Published online by Cambridge University Press: 30 August 2025
WITHIN THE COMPARATIVE STUDY of religious traditions, prediction motifs abound. The prior, often scriptural, annunciation of prophets, founder figures and other such charismatic individuals is a common topos in most of the world's literate religions. Not infrequently it forms a canonical point of connection between an earlier tradition and that which followed it. Buddhist biographical literature creates lineage links between Gautama and those who are seen as his previous embodiments or forerunners. Classical Christian biblical interpretation is replete with typological and prophetical identification. The Islamic tradition shares this topos, and early Muslim literature attests to its prevalence and popularity. A prominent instance may be found in the work of the tenth-century historian and exegete Abū Ja'far Muḥammad ibn Jarīr al-Tabarī, who treats the scriptural prediction of Muḥammad in both his Tafsīr and Taʾrīkh. The two works represent, of course, very different genres. The Tafsīr is an exegetical source structured as a musalsal commentary, while the later Taʾrīkh adopts an annalistic framework commencing with the world's creation.
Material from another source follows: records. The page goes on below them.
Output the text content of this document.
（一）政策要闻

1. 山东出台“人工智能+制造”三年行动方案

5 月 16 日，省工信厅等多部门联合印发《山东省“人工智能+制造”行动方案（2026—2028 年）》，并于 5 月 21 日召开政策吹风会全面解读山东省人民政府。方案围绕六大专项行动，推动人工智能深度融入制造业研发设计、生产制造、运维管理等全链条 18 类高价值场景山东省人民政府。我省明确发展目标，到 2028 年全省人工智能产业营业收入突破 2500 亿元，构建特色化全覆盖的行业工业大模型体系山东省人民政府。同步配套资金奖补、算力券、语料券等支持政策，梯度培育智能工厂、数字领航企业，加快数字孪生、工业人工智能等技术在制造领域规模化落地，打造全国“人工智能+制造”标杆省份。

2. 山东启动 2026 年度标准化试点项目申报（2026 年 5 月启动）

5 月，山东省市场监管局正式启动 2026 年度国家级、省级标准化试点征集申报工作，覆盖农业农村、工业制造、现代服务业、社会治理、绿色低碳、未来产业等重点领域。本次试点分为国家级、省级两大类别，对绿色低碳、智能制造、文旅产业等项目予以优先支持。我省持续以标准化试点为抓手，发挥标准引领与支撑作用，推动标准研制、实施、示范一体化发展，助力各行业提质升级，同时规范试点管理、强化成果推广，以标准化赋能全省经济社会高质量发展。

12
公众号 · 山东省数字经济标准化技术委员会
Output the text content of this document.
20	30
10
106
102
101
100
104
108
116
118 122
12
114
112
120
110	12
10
Although in many respects these two works are incommensurate, a host of commonly held, underlying assumptions connects them, assumptions which surface as they treat the prediction and annunciation of Muḥammad, albeit in quite different ways.
Tafsīr
In three well-known verses Muslims have long found their principal Qurʾānic evidence for the biblical attestation of Muḥammad. Taken together these passages have provided a scriptural mandate for what can be called Muslim biblical scholarship. Through the lens of al-Ṭabarī's Tafsīr these will be addressed in their textual order rather than through any attempt to establish their chronological order. Within the Islamic exegetical tradition, textual order is tafsīr order, a formal structure quite independent of the chronological rearrangement of sūras and verses. As it happens, these three verses, in their textual order, recapitulate the revelatory chronology of the three principal prototypes to Muḥam- mad's prophethood, i.e. Abraham, Moses and Jesus.